UCloud Tutorial: Run Multi-node SLURM Cluster on UCloud

Launch a "Terminal App" UCloud Job

In addition to the normal setting fill out the following options (See figure below).

In this example launched as cluster consisting of 3 nodes with three folder added to the launch:

  • "miniconda3" - contains the conda environment I want to deploy across the different nodes.
  • "SLURM_deployment" - contains the easy-to-use deployment scripts provided in this tutorial.
  • "SLURM_scripts" - contains the user specific script and data to run on the cluster.

In this example Conda is used for package and evironment management. Check here for more information on Conda on UCloud.

When the job has started open Terminal for Node 1

Run following commands in the terminal:

# activate SLURM Cluster if not activated in the step above
init_slurm_cluster

# List Avaliable nodes
sinfo -N -l

The controller node is always the first node. Called "node0" in within SLURM but called "Node 1" in the UCloud interface). All additional nodes are named sequentially. For example, a cluster consisting of three full u1-standard nodes is configured as follows:

NODELIST   NODES PARTITION     STATE CPUS   S:C:T MEMORY
node0         1     CLOUD*     idle   64   1:64:1 385024
node1         1     CLOUD*     idle   64   1:64:1 385024
node2         1     CLOUD*     idle   64   1:64:1 385024

But called Node 1, Node 2 and Node 3 in the UCloud interface.

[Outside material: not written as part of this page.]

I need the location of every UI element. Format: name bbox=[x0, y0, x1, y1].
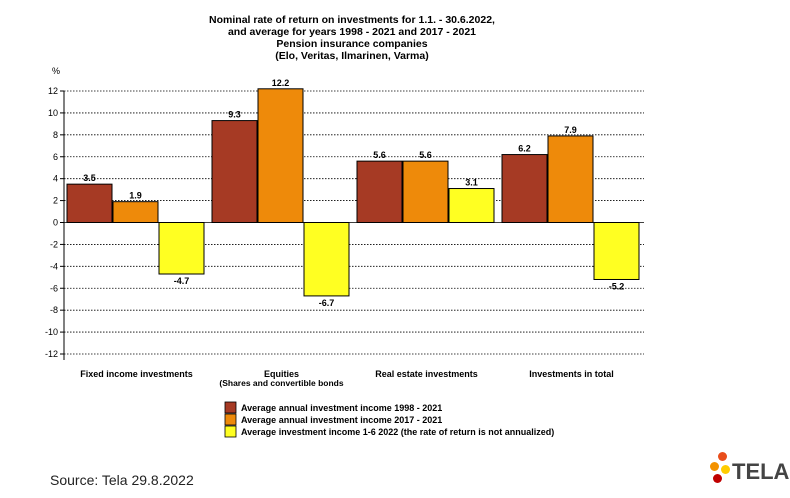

Acitvate Conda Environment

In terminal add conda environment:

# Running a new UCloud run the following lines in the terminal to activate Conda:
sudo ln -s /work/miniconda3/bin/conda /usr/bin/conda

# Init Conda:
conda init && bash -i

# Shows already installed environments:
conda env list

# Activate environment:
conda activate myenv

# Check which environment is in path (e.g. X = python,R..)
which X # (e.g. X = python,R..)

# Output should be: 
/work/miniconda3/envs/myenv/bin/X # (e.g. X = python,R..)

SLURM deployment scripts

The SLURM deployment script ("slurm-launch.py") have been adopted from Ray documentation to support the addition of other python libraries (Dask, ipyparallel) and other languages (e.g. R).

slurm-launch.py

"slurm-launch.py" auto-generates SLURM scripts and launch. slurm-launch.py uses an underlying template (e.g. "slurm-template_ray.sh" or "slurm-template_dask.sh") and fills out placeholders given user input.

# Change path:
cd /work/SLURM_deployment

# Python with Ray
python slurm-launch.py --script slurm-template_ray.sh --exp-name SlurmTest --command "python /work/SLURM_scripts/SklearnRay.py" --num-nodes 3

# Python with Dask
python slurm-launch.py --script slurm-template_dask.sh --exp-name SlurmTest --command "python /work/SLURM_scripts/SklearnDask.py" --num-nodes 3 --nprocs 8 --nthreads 1

# R with doParallel
python slurm-launch.py --script slurm-template_R.sh --exp-name SlurmTest --command "Rscript --vanilla /work/SLURM_scripts/doParallel.r" --num-nodes 3 --nprocs 8 --nthreads 1 


# Example of Output
Starting to submit job!
Job submitted! Script file is at: <SlurmTest_0425-1208.sh>. Log file is at: <SlurmTest_0425-1208.log>
Submitted batch job 2

Addditionel options

--exp-name          # The experiment name. Will generate {exp-name}_{date}-{time}.sh and {exp-name}_{date}-{time}.log.
--command           # The command you wish to run. For example: rllib train XXX or python XXX.py.
--node (-w)         # The specific nodes you wish to use, in the same form as the output of sinfo. Nodes are automatically assigned if not specified.
--num-nodes (-n)    # The number of nodes you wish to use. Default: 1.
--partition (-p):   # The partition you wish to use. Default: “”, will use user’s default partition.
--load-env:         # The command to setup your environment. For example: module load cuda/10.1. Default: “”.
--nprocs: 
--nthreads:

Open extra terminal for the three nodes

Run "top" command is used to show the Linux processes.

Observed that the work is distibuted across all three nodes.

This may look different for different frameworks (e.g. Ray, Dask, R). It should be noted that in this example on 8 core nodes were used. Full nodes (64 cores) will generate alot more processes.